IL RAPPORTO DEI GIOVANI CON L’INTELLIGENZA ARTIFICIALE (AI)
L’AI è entrata in modo imperante nelle nostre vite ormai da qualche anno ed ha attecchito soprattutto la “Generazione Z” con molto entusiasmo. Per i nativi digitali l’intelligenza artificiale (AI) finisce non per essere uno strumento esterno, ma una sorta di habitat affettivo, amicale e cognitivo.
Volendo fare una valutazione degli aspetti positivi e negativi si rileva che i ragazzi utilizzano molto l’AI per i compiti di scuola (temi, riassunti, traduzioni ecc.) e tutto ciò genera meno ansia in quanto non vi è il bisogno di chiedere ai professori, e poi con l’AI viene facilitata la creatività di video, musica, storie ecc.

L‘ intelligenza artificiale non è più soltanto uno strumento: diventa una presenza
Questo utilizzo eccessivo, i ragazzi dialogano con l’AI 3 o 4 ore al giorno o anche di più sta diventando una vera dipendenza affettiva con i vari chatbot disponibili determinando così un abbassamento notevole dell’attenzione in quanto chiedono dopo 30/40 secondi di lettura di fare sintesi, relazione o quanto occorre. Tutto ciò genera un appiattimento della curiosità a qualsiasi tipo di informazione e ogni tipo di interesse diventa sempre più evanescente e superficiale. La dannosità maggiore è nello sviluppo di foto perfette, disegni sempre più precisi, discorsi ben formulati senza alcuno sforzo e con un impegno minimo, perdendo l’allenamento alla fatica cognitiva e il cervello delega.
In questa realtà, la cui esistenza è frenetica, quasi disumana per i ritmi di un uomo, le risposte immediate ad ogni quesito alienano al sacrificio e spingono in modo prepotente a risposte pronte generando meno tolleranza alla frustrazione.

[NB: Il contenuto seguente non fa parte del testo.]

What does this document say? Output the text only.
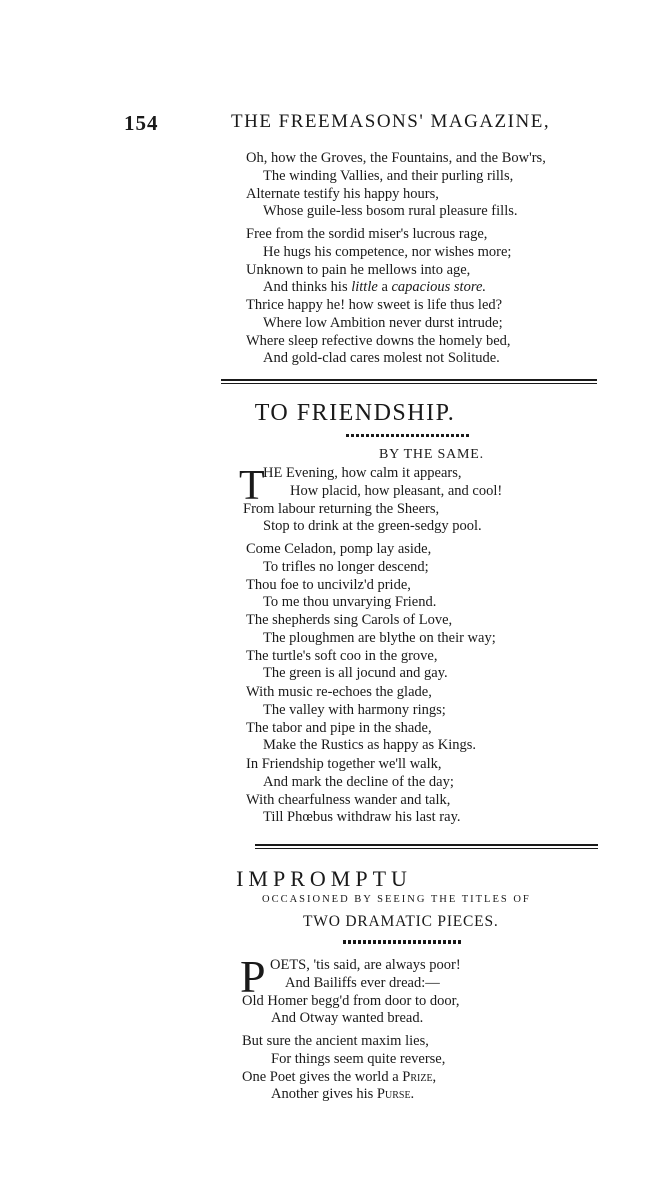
154	THE FREEMASONS' MAGAZINE,
Oh, how the Groves, the Fountains, and the Bow'rs,
The winding Vallies, and their purling rills,
Alternate testify his happy hours,
Whose guile-less bosom rural pleasure fills.
Free from the sordid miser's lucrous rage,
He hugs his competence, nor wishes more;
Unknown to pain he mellows into age,
And thinks his little a capacious store.
Thrice happy he! how sweet is life thus led?
Where low Ambition never durst intrude;
Where sleep refective downs the homely bed,
And gold-clad cares molest not Solitude.
TO FRIENDSHIP.
BY THE SAME.
T
HE Evening, how calm it appears,
How placid, how pleasant, and cool!
From labour returning the Sheers,
Stop to drink at the green-sedgy pool.
Come Celadon, pomp lay aside,
To trifles no longer descend;
Thou foe to uncivilz'd pride,
To me thou unvarying Friend.
The shepherds sing Carols of Love,
The ploughmen are blythe on their way;
The turtle's soft coo in the grove,
The green is all jocund and gay.
With music re-echoes the glade,
The valley with harmony rings;
The tabor and pipe in the shade,
Make the Rustics as happy as Kings.
In Friendship together we'll walk,
And mark the decline of the day;
With chearfulness wander and talk,
Till Phœbus withdraw his last ray.
IMPROMPTU
OCCASIONED BY SEEING THE TITLES OF
TWO DRAMATIC PIECES.
P OETS, 'tis said, are always poor!
And Bailiffs ever dread:—
Old Homer begg'd from door to door,
And Otway wanted bread.
But sure the ancient maxim lies,
For things seem quite reverse,
One Poet gives the world a Prize,
Another gives his Purse.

Tuttavia, quello che si sta osservando da parte di questi ragazzi, è che l’uso di AI non rappresenta più un solo uso tecnologico, ma affettivo. Molti esprimono segreti, pensieri proibiti che non dicono ai genitori, si affidano ad uno chatbot per chiedere consigli sentimentali, elaborando rotture amorose o veri e propri lutti. Il chatbot finisce per trasformarsi in una figura di attaccamento sicuro, artificiale, ma sempre presente e oltre a non abbandonare, non giudica e non critica utilizzando un intervento moderato, adeguato con parole giuste. Se questo aspetto nell’immediato offre consolazione, nel tempo disinnesca la capacità di mentalizzazione e di ripresa del conflitto reale.

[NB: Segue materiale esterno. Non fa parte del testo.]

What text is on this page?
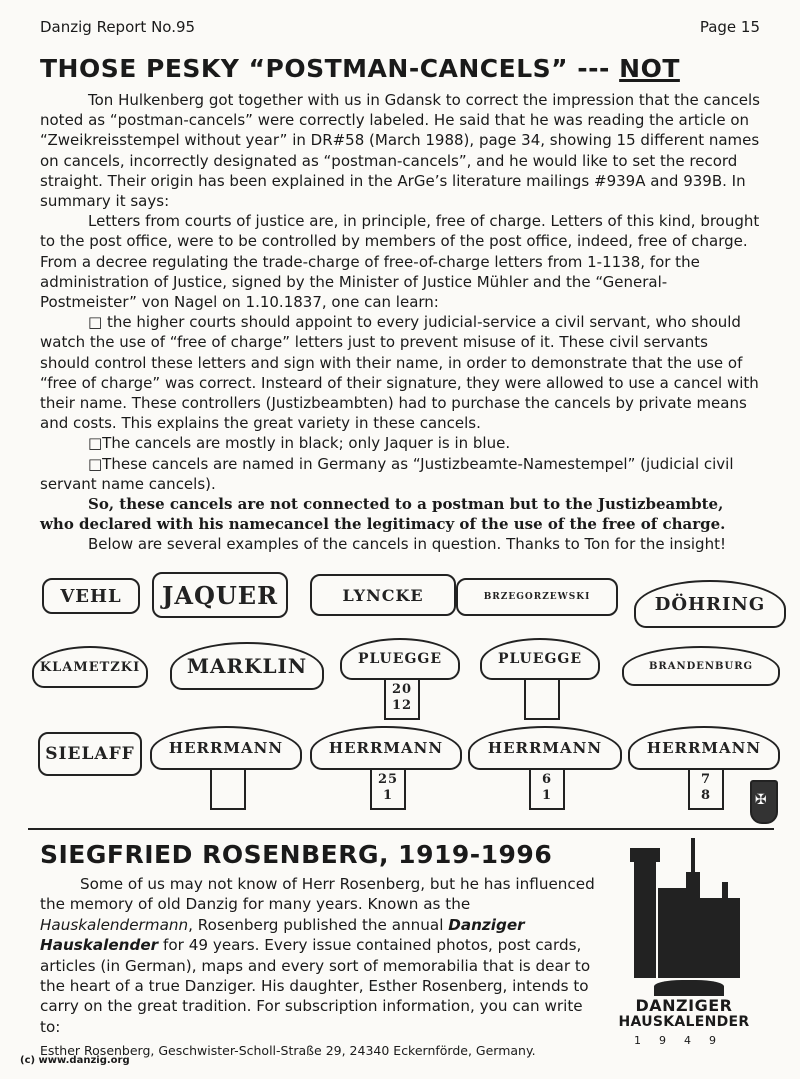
Danzig Report No.95	Page 15
THOSE PESKY “POSTMAN-CANCELS” --- NOT

Ton Hulkenberg got together with us in Gdansk to correct the impression that the cancels noted as “postman-cancels” were correctly labeled. He said that he was reading the article on “Zweikreisstempel without year” in DR#58 (March 1988), page 34, showing 15 different names on cancels, incorrectly designated as “postman-cancels”, and he would like to set the record straight. Their origin has been explained in the ArGe’s literature mailings #939A and 939B. In summary it says:

Letters from courts of justice are, in principle, free of charge. Letters of this kind, brought to the post office, were to be controlled by members of the post office, indeed, free of charge. From a decree regulating the trade-charge of free-of-charge letters from 1-1138, for the administration of Justice, signed by the Minister of Justice Mühler and the “General-Postmeister” von Nagel on 1.10.1837, one can learn:

□ the higher courts should appoint to every judicial-service a civil servant, who should watch the use of “free of charge” letters just to prevent misuse of it. These civil servants should control these letters and sign with their name, in order to demonstrate that the use of “free of charge” was correct. Insteard of their signature, they were allowed to use a cancel with their name. These controllers (Justizbeambten) had to purchase the cancels by private means and costs. This explains the great variety in these cancels.

□The cancels are mostly in black; only Jaquer is in blue.

□These cancels are named in Germany as “Justizbeamte-Namestempel” (judicial civil servant name cancels).

So, these cancels are not connected to a postman but to the Justizbeambte, who declared with his namecancel the legitimacy of the use of the free of charge.

Below are several examples of the cancels in question. Thanks to Ton for the insight!

VEHL JAQUER	LYNCKE	BRZEGORZEWSKI	DÖHRING
KLAMETZKI MARKLIN	PLUEGGE
20
12
PLUEGGE	BRANDENBURG
SIELAFF HERRMANN	HERRMANN
25
1
HERRMANN
6
1
HERRMANN
7
8
✠
SIEGFRIED ROSENBERG, 1919-1996

Some of us may not know of Herr Rosenberg, but he has influenced the memory of old Danzig for many years. Known as the Hauskalendermann, Rosenberg published the annual Danziger Hauskalender for 49 years. Every issue contained photos, post cards, articles (in German), maps and every sort of memorabilia that is dear to the heart of a true Danziger. His daughter, Esther Rosenberg, intends to carry on the great tradition. For subscription information, you can write to:

Esther Rosenberg, Geschwister-Scholl-Straße 29, 24340 Eckernförde, Germany.

DANZIGER
HAUSKALENDER
1949
(c) www.danzig.org
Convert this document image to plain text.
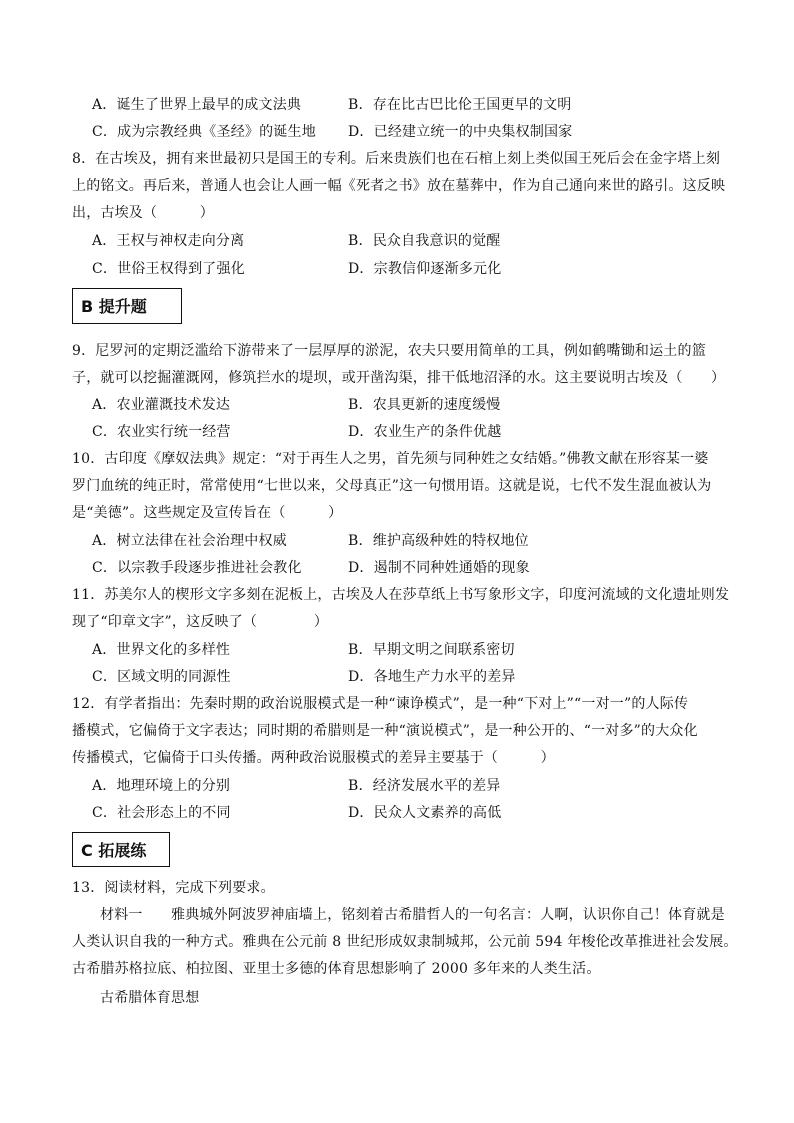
A．诞生了世界上最早的成文法典	B．存在比古巴比伦王国更早的文明
C．成为宗教经典《圣经》的诞生地 D．已经建立统一的中央集权制国家
8．在古埃及，拥有来世最初只是国王的专利。后来贵族们也在石棺上刻上类似国王死后会在金字塔上刻
上的铭文。再后来，普通人也会让人画一幅《死者之书》放在墓葬中，作为自己通向来世的路引。这反映
出，古埃及（　　　）
A．王权与神权走向分离	B．民众自我意识的觉醒
C．世俗王权得到了强化	D．宗教信仰逐渐多元化
B 提升题
9．尼罗河的定期泛滥给下游带来了一层厚厚的淤泥，农夫只要用简单的工具，例如鹤嘴锄和运土的篮
子，就可以挖掘灌溉网，修筑拦水的堤坝，或开凿沟渠，排干低地沼泽的水。这主要说明古埃及（　　）
A．农业灌溉技术发达	B．农具更新的速度缓慢
C．农业实行统一经营	D．农业生产的条件优越
10．古印度《摩奴法典》规定：“对于再生人之男，首先须与同种姓之女结婚。”佛教文献在形容某一婆
罗门血统的纯正时，常常使用“七世以来，父母真正”这一句惯用语。这就是说，七代不发生混血被认为
是“美德”。这些规定及宣传旨在（　　　）
A．树立法律在社会治理中权威	B．维护高级种姓的特权地位
C．以宗教手段逐步推进社会教化	D．遏制不同种姓通婚的现象
11．苏美尔人的楔形文字多刻在泥板上，古埃及人在莎草纸上书写象形文字，印度河流域的文化遗址则发
现了“印章文字”，这反映了（　　　　）
A．世界文化的多样性	B．早期文明之间联系密切
C．区域文明的同源性	D．各地生产力水平的差异
12．有学者指出：先秦时期的政治说服模式是一种“谏诤模式”，是一种“下对上”“一对一”的人际传
播模式，它偏倚于文字表达；同时期的希腊则是一种“演说模式”，是一种公开的、“一对多”的大众化
传播模式，它偏倚于口头传播。两种政治说服模式的差异主要基于（　　　）
A．地理环境上的分别	B．经济发展水平的差异
C．社会形态上的不同	D．民众人文素养的高低
C 拓展练
13．阅读材料，完成下列要求。
材料一　　雅典城外阿波罗神庙墙上，铭刻着古希腊哲人的一句名言：人啊，认识你自己！体育就是
人类认识自我的一种方式。雅典在公元前 8 世纪形成奴隶制城邦，公元前 594 年梭伦改革推进社会发展。
古希腊苏格拉底、柏拉图、亚里士多德的体育思想影响了 2000 多年来的人类生活。
古希腊体育思想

L’altro, il soggetto umano, non virtuale, non è sempre pronto, presente e disponibile, quindi l’abituarsi alla perfezione di AI, indurrà a rendere ogni relazione deludente e inadeguata, nonché priva di comprensione.
Quando l’AI sostituisce lo sforzo, cosa resta dell’identità?
Rispetto alla scuola, si genererà il paradosso, e cioè voti migliori con competenze più basse, in quanto se il compito fatto con AI prenderà un voto eccellente, il giovane non saprà esprimersi se non per un tempo ristretto e con un linguaggio poco forbito. Quando il risultato è sempre mediato da AI, l’interiorizzazione del giovane sarà del tipo: “riesce l’AI non io”. Quando ci sarà una verifica senza chatbot crollerà l’autostima con l’insorgere di un’ansia anticipatoria. In tal modo, quindi, si sta creando una generazione con una grande performance esterna ed una fragile ed infinita fragilità interna.
Ogni stato emotivo come il dolore, la noia, l’incertezza non si avvertiranno quasi più in quanto superati da una risposta immediata che però tenderà a generare una sorta di anestesia emotiva. Alla luce di quanto espresso, la soluzione migliore per questi giovani, affinché rimangano umani nel loro sentire e soffrire, è educare alla distinzione tra uso strumentale (uso l’AI come strumento) e uso sostitutivo (l’AI sostituisce il mio impegno, il mio Sé, la mia relazione).
L’acquisizione di risposte immediate creerà un giovane che fuori dal mondo virtuale, non tollererà più il conflitto, la negazione, l’attesa, per questo è opportuno educare l’AI al limite senza demonizzarla.
Il compito degli adulti non è spegnere l’AI, ma riaccendere l’intelligenza emotiva, la capacità di entrare nel sacrificio, nella fatica, nello sforzo, e soprattutto nella relazione reale. Bisogna sempre considerare che se si elimina la fatica del sentire, si elimina anche la possibilità di crescita e, una identità solida si costruisce proprio nella frustrazione, nell’imperfezione e nella lentezza.
L’AI può essere e restare un ottimo ausilio, ma non deve trasformarsi in un cattivo padrone dell’identità in formazione.